Got 'RuntimeError: CUDNN_STATUS_INTERNAL_ERROR' in nn.functional.py conv3d()

Hi,

I was trying to train GoogLeNet on a server with multiple GPUs using python3 + pytorch 0.3.1.post2. However, I keep getting this error: ‘RuntimeError: CUDNN_STATUS_INTERNAL_ERROR’. It seems like this error happens when conv3d() is called. The complete error message is below. Could anyone help me out with it?

Thanks

File “main.py”, line 220, in class_reg_eval
outputs = combined_classifier.net(event_data)
File “/home/junzel2/anaconda2/envs/py36/lib/python3.6/site-packages/torch/nn/modules/module.py”, line 357, in call
result = self.forward(*input, **kwargs)
File “/home/junzel2/Triforce_CaloML/Architectures/GoogLeNet.py”, line 142, in forward
x = self.pre_layers(x)
File “/home/junzel2/anaconda2/envs/py36/lib/python3.6/site-packages/torch/nn/modules/module.py”, line 357, in call
result = self.forward(*input, **kwargs)
File “/home/junzel2/anaconda2/envs/py36/lib/python3.6/site-packages/torch/nn/modules/container.py”, line 67, in forward
input = module(input)
File “/home/junzel2/anaconda2/envs/py36/lib/python3.6/site-packages/torch/nn/modules/module.py”, line 357, in call
result = self.forward(*input, **kwargs)
File “/home/junzel2/anaconda2/envs/py36/lib/python3.6/site-packages/torch/nn/modules/conv.py”, line 388, in forward
self.padding, self.dilation, self.groups)
File “/home/junzel2/anaconda2/envs/py36/lib/python3.6/site-packages/torch/nn/functional.py”, line 126, in conv3d
return f(input, weight, bias)
RuntimeError: CUDNN_STATUS_INTERNAL_ERROR

Updates:
I have tried several solutions I found with Google. I’ve tried ‘rm -rf ~/.nv’, ‘torch.backends.cudnn.benchmark = False’, etc. But they all didn’t work.

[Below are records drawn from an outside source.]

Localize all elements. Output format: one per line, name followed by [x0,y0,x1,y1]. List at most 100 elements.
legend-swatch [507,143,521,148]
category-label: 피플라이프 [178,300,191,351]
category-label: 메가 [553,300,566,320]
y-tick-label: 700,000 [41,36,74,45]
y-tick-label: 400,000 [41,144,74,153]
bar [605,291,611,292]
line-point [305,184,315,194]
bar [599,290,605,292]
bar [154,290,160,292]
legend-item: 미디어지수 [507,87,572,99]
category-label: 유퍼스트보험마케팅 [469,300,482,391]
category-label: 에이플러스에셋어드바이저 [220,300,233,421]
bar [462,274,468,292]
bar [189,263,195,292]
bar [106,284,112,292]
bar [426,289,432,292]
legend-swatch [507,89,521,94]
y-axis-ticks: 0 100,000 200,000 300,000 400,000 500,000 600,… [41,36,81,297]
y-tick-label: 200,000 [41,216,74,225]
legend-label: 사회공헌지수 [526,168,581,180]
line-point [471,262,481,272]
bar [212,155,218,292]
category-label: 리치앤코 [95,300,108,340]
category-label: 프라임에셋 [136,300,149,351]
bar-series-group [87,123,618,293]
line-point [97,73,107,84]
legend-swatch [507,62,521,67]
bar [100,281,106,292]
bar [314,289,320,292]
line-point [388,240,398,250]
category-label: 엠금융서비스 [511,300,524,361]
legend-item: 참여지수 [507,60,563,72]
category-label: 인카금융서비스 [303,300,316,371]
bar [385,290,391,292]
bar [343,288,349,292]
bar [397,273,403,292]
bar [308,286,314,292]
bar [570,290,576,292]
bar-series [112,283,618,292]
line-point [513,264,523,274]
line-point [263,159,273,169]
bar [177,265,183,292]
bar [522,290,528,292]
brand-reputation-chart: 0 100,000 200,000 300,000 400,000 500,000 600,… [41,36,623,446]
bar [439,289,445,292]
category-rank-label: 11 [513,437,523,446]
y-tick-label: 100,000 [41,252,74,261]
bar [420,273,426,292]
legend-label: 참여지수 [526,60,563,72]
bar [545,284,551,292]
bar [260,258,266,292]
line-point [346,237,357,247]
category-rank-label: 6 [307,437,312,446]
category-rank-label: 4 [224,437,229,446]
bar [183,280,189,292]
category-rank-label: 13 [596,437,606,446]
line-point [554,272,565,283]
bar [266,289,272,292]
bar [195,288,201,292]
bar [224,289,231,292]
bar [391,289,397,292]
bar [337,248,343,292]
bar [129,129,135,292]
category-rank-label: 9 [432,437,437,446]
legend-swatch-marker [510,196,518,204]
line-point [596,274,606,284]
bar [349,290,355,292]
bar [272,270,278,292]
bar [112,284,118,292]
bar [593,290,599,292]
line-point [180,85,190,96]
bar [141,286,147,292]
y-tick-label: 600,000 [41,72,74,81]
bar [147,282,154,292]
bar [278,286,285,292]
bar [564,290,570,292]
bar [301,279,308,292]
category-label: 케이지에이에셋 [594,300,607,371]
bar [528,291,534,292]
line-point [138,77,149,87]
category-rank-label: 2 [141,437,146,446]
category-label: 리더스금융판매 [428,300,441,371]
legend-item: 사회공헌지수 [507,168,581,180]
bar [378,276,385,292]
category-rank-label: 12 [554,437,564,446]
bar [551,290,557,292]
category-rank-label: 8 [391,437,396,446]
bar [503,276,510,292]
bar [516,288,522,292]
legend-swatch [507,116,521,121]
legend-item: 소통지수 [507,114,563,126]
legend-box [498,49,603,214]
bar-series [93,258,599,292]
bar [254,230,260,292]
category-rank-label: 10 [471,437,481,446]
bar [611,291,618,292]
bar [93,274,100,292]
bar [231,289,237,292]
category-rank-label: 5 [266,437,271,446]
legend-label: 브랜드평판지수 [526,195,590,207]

Is your code running on CPU?
Also, could you update to the latest release and check it again or do you need this PyTorch version for some reason?

Thanks for your reply.
The code is running on GPUs. I have just updated PyTorch to 0.4.1, and ‘CUDNN_STATUS_INTERNAL_ERROR’ is gone. My GoogLeNet was working fine on 0.3.1 previously, and just went wrong recently. It is a weird error tho.
Thanks for your suggestion and it is runnable now.